Ensuite au plan humanitaire, la crise sanitaire va exacerber une situation humanitaire déjà alarmante. L’insécurité dans la région a de multiples conséquences humanitaires. En plus des centaines d’écoles et de centres de santé fermés, le Sahel est en proie à une profonde crise alimentaire. Selon les experts du Programme alimentaire mondial des Nations unies près de 4,8 millions de personnes dans le Sahel central seront exposées à l'insécurité alimentaire pendant la période de soudure (juin-août 2020). Au Mali, même si la Mission Multidimensionnelle Intégrée des Nations Unies pour la Stabilisation au Mali consacre déjà une grande énergie à se protéger elle-même, elle parvient grâce à sa force d’intervention à assurer certaines actions dont la facilitation de l’assistance humanitaire dans certaines localités difficiles d’accès.

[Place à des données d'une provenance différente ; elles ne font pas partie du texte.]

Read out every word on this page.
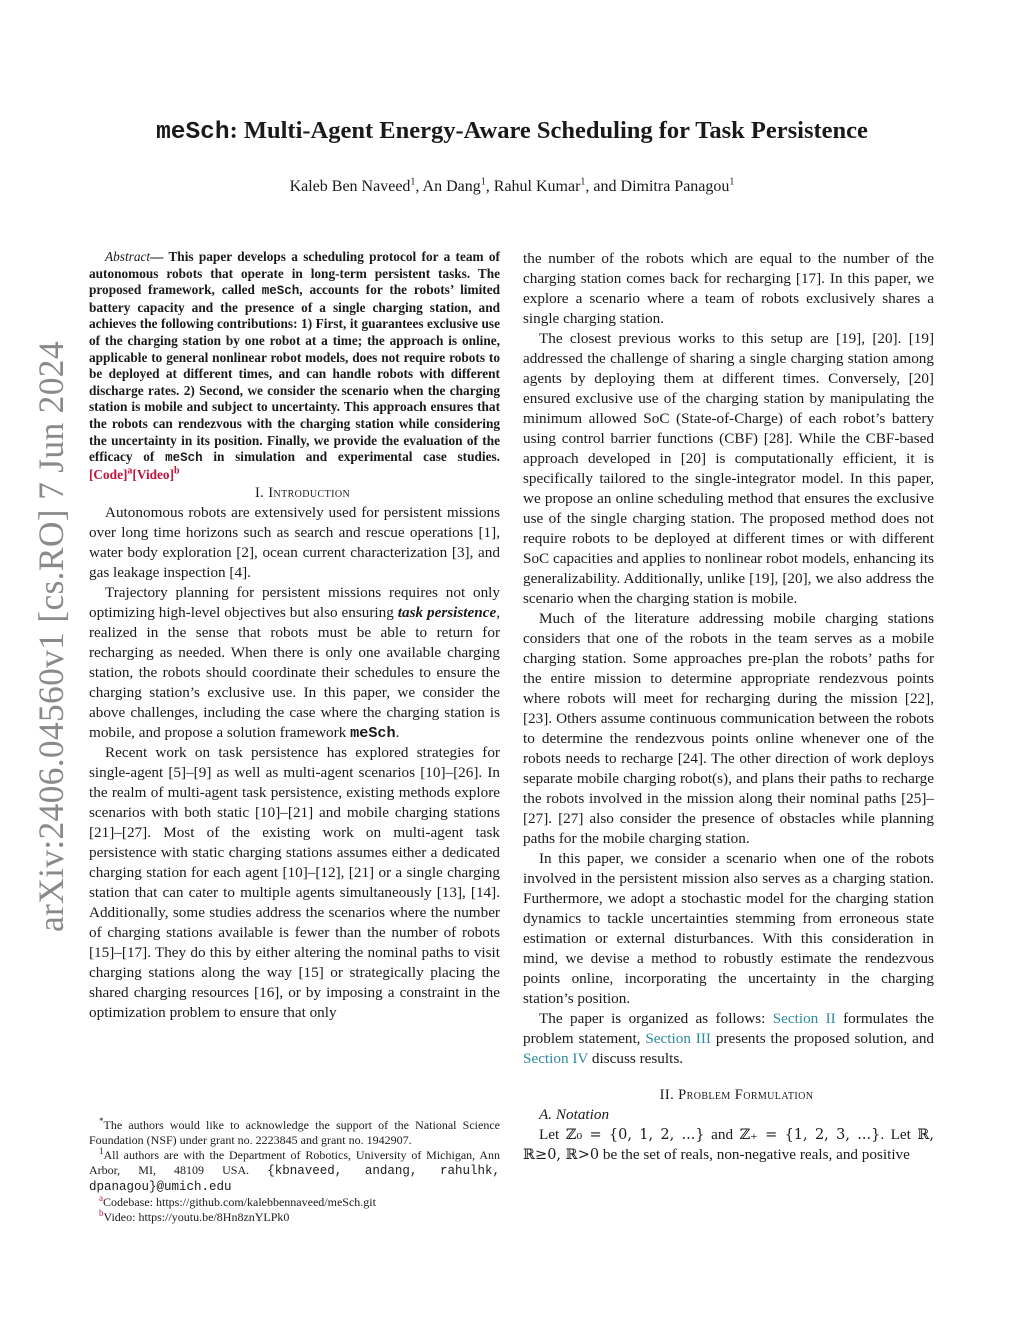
meSch: Multi-Agent Energy-Aware Scheduling for Task Persistence
Kaleb Ben Naveed$^1$, An Dang$^1$, Rahul Kumar$^1$, and Dimitra Panagou$^1$
arXiv:2406.04560v1 [cs.RO] 7 Jun 2024

Abstract— This paper develops a scheduling protocol for a team of autonomous robots that operate in long-term persistent tasks. The proposed framework, called meSch, accounts for the robots’ limited battery capacity and the presence of a single charging station, and achieves the following contributions: 1) First, it guarantees exclusive use of the charging station by one robot at a time; the approach is online, applicable to general nonlinear robot models, does not require robots to be deployed at different times, and can handle robots with different discharge rates. 2) Second, we consider the scenario when the charging station is mobile and subject to uncertainty. This approach ensures that the robots can rendezvous with the charging station while considering the uncertainty in its position. Finally, we provide the evaluation of the efficacy of meSch in simulation and experimental case studies. [Code]$^a$[Video]$^b$

I. Introduction

Autonomous robots are extensively used for persistent missions over long time horizons such as search and rescue operations [1], water body exploration [2], ocean current characterization [3], and gas leakage inspection [4].

Trajectory planning for persistent missions requires not only optimizing high-level objectives but also ensuring task persistence, realized in the sense that robots must be able to return for recharging as needed. When there is only one available charging station, the robots should coordinate their schedules to ensure the charging station’s exclusive use. In this paper, we consider the above challenges, including the case where the charging station is mobile, and propose a solution framework meSch.

Recent work on task persistence has explored strategies for single-agent [5]–[9] as well as multi-agent scenarios [10]–[26]. In the realm of multi-agent task persistence, existing methods explore scenarios with both static [10]–[21] and mobile charging stations [21]–[27]. Most of the existing work on multi-agent task persistence with static charging stations assumes either a dedicated charging station for each agent [10]–[12], [21] or a single charging station that can cater to multiple agents simultaneously [13], [14]. Additionally, some studies address the scenarios where the number of charging stations available is fewer than the number of robots [15]–[17]. They do this by either altering the nominal paths to visit charging stations along the way [15] or strategically placing the shared charging resources [16], or by imposing a constraint in the optimization problem to ensure that only

the number of the robots which are equal to the number of the charging station comes back for recharging [17]. In this paper, we explore a scenario where a team of robots exclusively shares a single charging station.

The closest previous works to this setup are [19], [20]. [19] addressed the challenge of sharing a single charging station among agents by deploying them at different times. Conversely, [20] ensured exclusive use of the charging station by manipulating the minimum allowed SoC (State-of-Charge) of each robot’s battery using control barrier functions (CBF) [28]. While the CBF-based approach developed in [20] is computationally efficient, it is specifically tailored to the single-integrator model. In this paper, we propose an online scheduling method that ensures the exclusive use of the single charging station. The proposed method does not require robots to be deployed at different times or with different SoC capacities and applies to nonlinear robot models, enhancing its generalizability. Additionally, unlike [19], [20], we also address the scenario when the charging station is mobile.

Much of the literature addressing mobile charging stations considers that one of the robots in the team serves as a mobile charging station. Some approaches pre-plan the robots’ paths for the entire mission to determine appropriate rendezvous points where robots will meet for recharging during the mission [22], [23]. Others assume continuous communication between the robots to determine the rendezvous points online whenever one of the robots needs to recharge [24]. The other direction of work deploys separate mobile charging robot(s), and plans their paths to recharge the robots involved in the mission along their nominal paths [25]–[27]. [27] also consider the presence of obstacles while planning paths for the mobile charging station.

In this paper, we consider a scenario when one of the robots involved in the persistent mission also serves as a charging station. Furthermore, we adopt a stochastic model for the charging station dynamics to tackle uncertainties stemming from erroneous state estimation or external disturbances. With this consideration in mind, we devise a method to robustly estimate the rendezvous points online, incorporating the uncertainty in the charging station’s position.

The paper is organized as follows: Section II formulates the problem statement, Section III presents the proposed solution, and Section IV discuss results.

II. Problem Formulation

A. Notation

Let ℤ₀ = {0, 1, 2, ...} and ℤ₊ = {1, 2, 3, ...}. Let ℝ, ℝ≥0, ℝ>0 be the set of reals, non-negative reals, and positive

*The authors would like to acknowledge the support of the National Science Foundation (NSF) under grant no. 2223845 and grant no. 1942907.

$^1$All authors are with the Department of Robotics, University of Michigan, Ann Arbor, MI, 48109 USA. {kbnaveed, andang, rahulhk, dpanagou}@umich.edu

$^a$Codebase: https://github.com/kalebbennaveed/meSch.git

$^b$Video: https://youtu.be/8Hn8znYLPk0
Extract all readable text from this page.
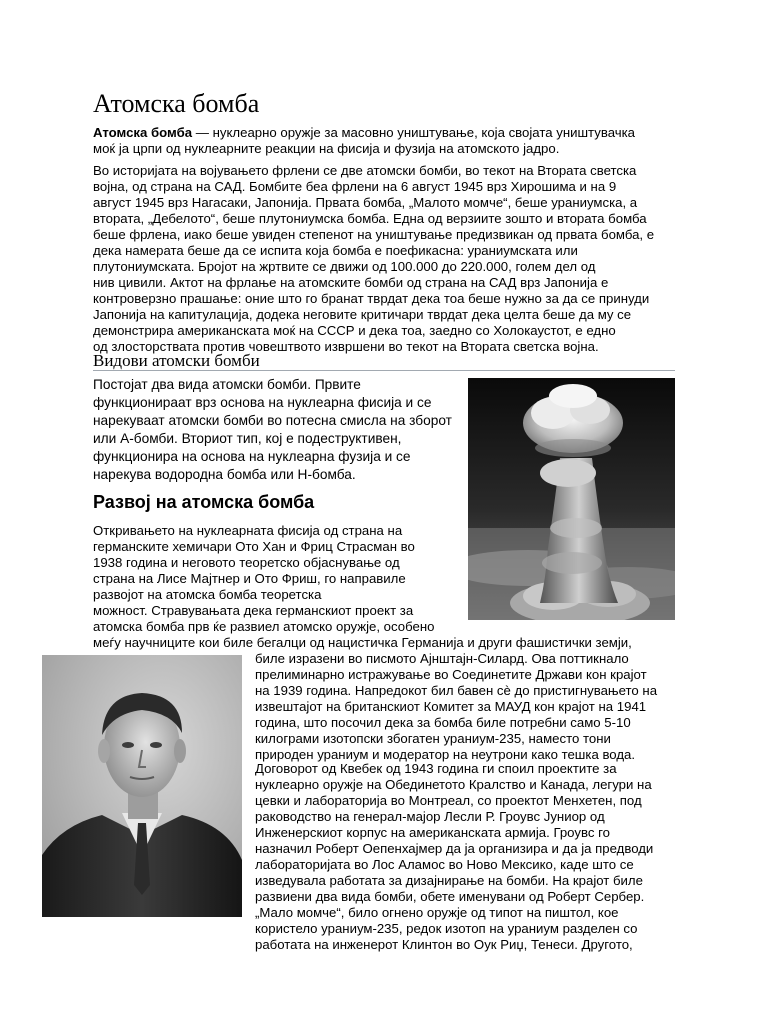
Атомска бомба
Атомска бомба — нуклеарно оружје за масовно уништување, која својата уништувачка
моќ ја црпи од нуклеарните реакции на фисија и фузија на атомското јадро.
Во историјата на војувањето фрлени се две атомски бомби, во текот на Втората светска
војна, од страна на САД. Бомбите беа фрлени на 6 август 1945 врз Хирошима и на 9
август 1945 врз Нагасаки, Јапонија. Првата бомба, „Малото момче“, беше ураниумска, а
втората, „Дебелото“, беше плутониумска бомба. Една од верзиите зошто и втората бомба
беше фрлена, иако беше увиден степенот на уништување предизвикан од првата бомба, е
дека намерата беше да се испита која бомба е поефикасна: ураниумската или
плутониумската. Бројот на жртвите се движи од 100.000 до 220.000, голем дел од
нив цивили. Актот на фрлање на атомските бомби од страна на САД врз Јапонија е
контроверзно прашање: оние што го бранат тврдат дека тоа беше нужно за да се принуди
Јапонија на капитулација, додека неговите критичари тврдат дека целта беше да му се
демонстрира американската моќ на СССР и дека тоа, заедно со Холокаустот, е едно
од злосторствата против човештвото извршени во текот на Втората светска војна.
Видови атомски бомби
Постојат два вида атомски бомби. Првите
функционираат врз основа на нуклеарна фисија и се
нарекуваат атомски бомби во потесна смисла на зборот
или А-бомби. Вториот тип, кој е подеструктивен,
функционира на основа на нуклеарна фузија и се
нарекува водородна бомба или Н-бомба.
Развој на атомска бомба
Откривањето на нуклеарната фисија од страна на
германските хемичари Ото Хан и Фриц Страсман во
1938 година и неговото теоретско објаснување од
страна на Лисе Мајтнер и Ото Фриш, го направиле
развојот на атомска бомба теоретска
можност. Стравувањата дека германскиот проект за
атомска бомба прв ќе развиел атомско оружје, особено
меѓу научниците кои биле бегалци од нацистичка Германија и други фашистички земји,
биле изразени во писмото Ајнштајн-Силард. Ова поттикнало
прелиминарно истражување во Соединетите Држави кон крајот
на 1939 година. Напредокот бил бавен сè до пристигнувањето на
извештајот на британскиот Комитет за МАУД кон крајот на 1941
година, што посочил дека за бомба биле потребни само 5-10
килограми изотопски збогатен ураниум-235, наместо тони
природен ураниум и модератор на неутрони како тешка вода.
Договорот од Квебек од 1943 година ги споил проектите за
нуклеарно оружје на Обединетото Кралство и Канада, легури на
цевки и лабораторија во Монтреал, со проектот Менхетен, под
раководство на генерал-мајор Лесли Р. Гроувс Јуниор од
Инженерскиот корпус на американската армија. Гроувс го
назначил Роберт Оепенхајмер да ја организира и да ја предводи
лабораторијата во Лос Аламос во Ново Мексико, каде што се
изведувала работата за дизајнирање на бомби. На крајот биле
развиени два вида бомби, обете именувани од Роберт Сербер.
„Мало момче“, било огнено оружје од типот на пиштол, кое
користело ураниум-235, редок изотоп на ураниум разделен со
работата на инженерот Клинтон во Оук Риџ, Тенеси. Другото,
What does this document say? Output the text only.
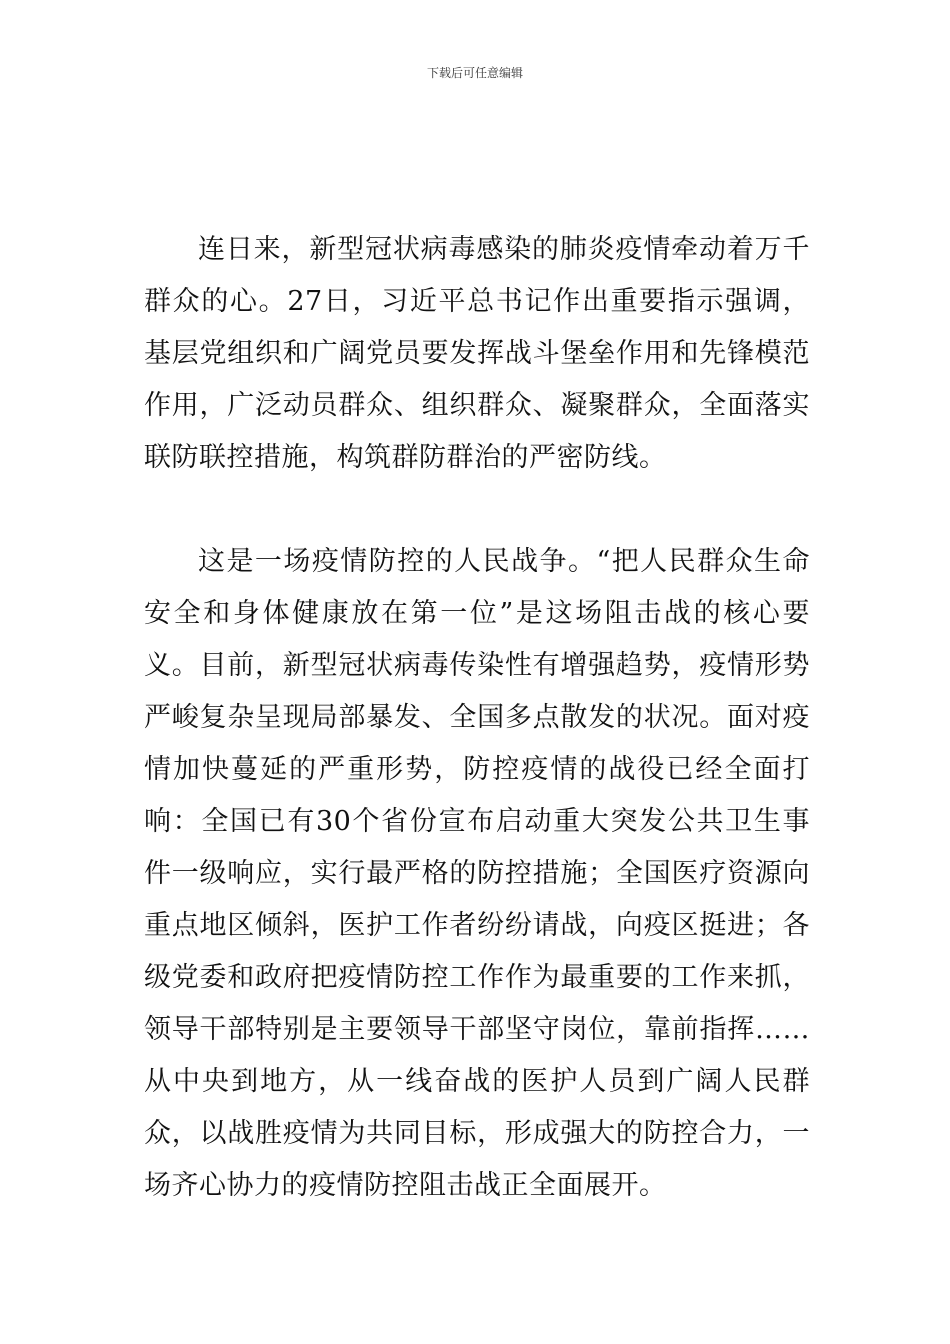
下载后可任意编辑

连日来，新型冠状病毒感染的肺炎疫情牵动着万千群众的心。27日，习近平总书记作出重要指示强调，基层党组织和广阔党员要发挥战斗堡垒作用和先锋模范作用，广泛动员群众、组织群众、凝聚群众，全面落实联防联控措施，构筑群防群治的严密防线。

这是一场疫情防控的人民战争。“把人民群众生命安全和身体健康放在第一位”是这场阻击战的核心要义。目前，新型冠状病毒传染性有增强趋势，疫情形势严峻复杂呈现局部暴发、全国多点散发的状况。面对疫情加快蔓延的严重形势，防控疫情的战役已经全面打响：全国已有30个省份宣布启动重大突发公共卫生事件一级响应，实行最严格的防控措施；全国医疗资源向重点地区倾斜，医护工作者纷纷请战，向疫区挺进；各级党委和政府把疫情防控工作作为最重要的工作来抓，领导干部特别是主要领导干部坚守岗位，靠前指挥……从中央到地方，从一线奋战的医护人员到广阔人民群众，以战胜疫情为共同目标，形成强大的防控合力，一场齐心协力的疫情防控阻击战正全面展开。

Enfin, cette crise sanitaire offre l’occasion d’inscrire les actions des partenaires dans une approche coordonnée, basée sur la complémentarité. Face aux risques multiples qui seront ressentis à des degrés différents suivant les pays, les mesures déjà adoptées par les États constituent un pas dans la bonne direction mais elles ne sont pas suffisantes. Il est impératif de répondre à l'impact de la crise sanitaire dans l’immédiat et sur le long terme, les efforts doivent être poursuivis afin d’aider les États à aller vers le renouveau des modèles de gouvernance.
Baba Dakono, Juriste, est Secrétaire exécutif de l’Observatoire citoyen Amadou Hampaté BA sur la Gouvernance et la Sécurité et chercheur au niveau de l’équipe Sahel du bureau régional de l’Institut d’Études de sécurité (ISS) pour l’Afrique de l’Ouest, le Sahel et le Bassin du Lac Tchad, les deux basés à Bamako.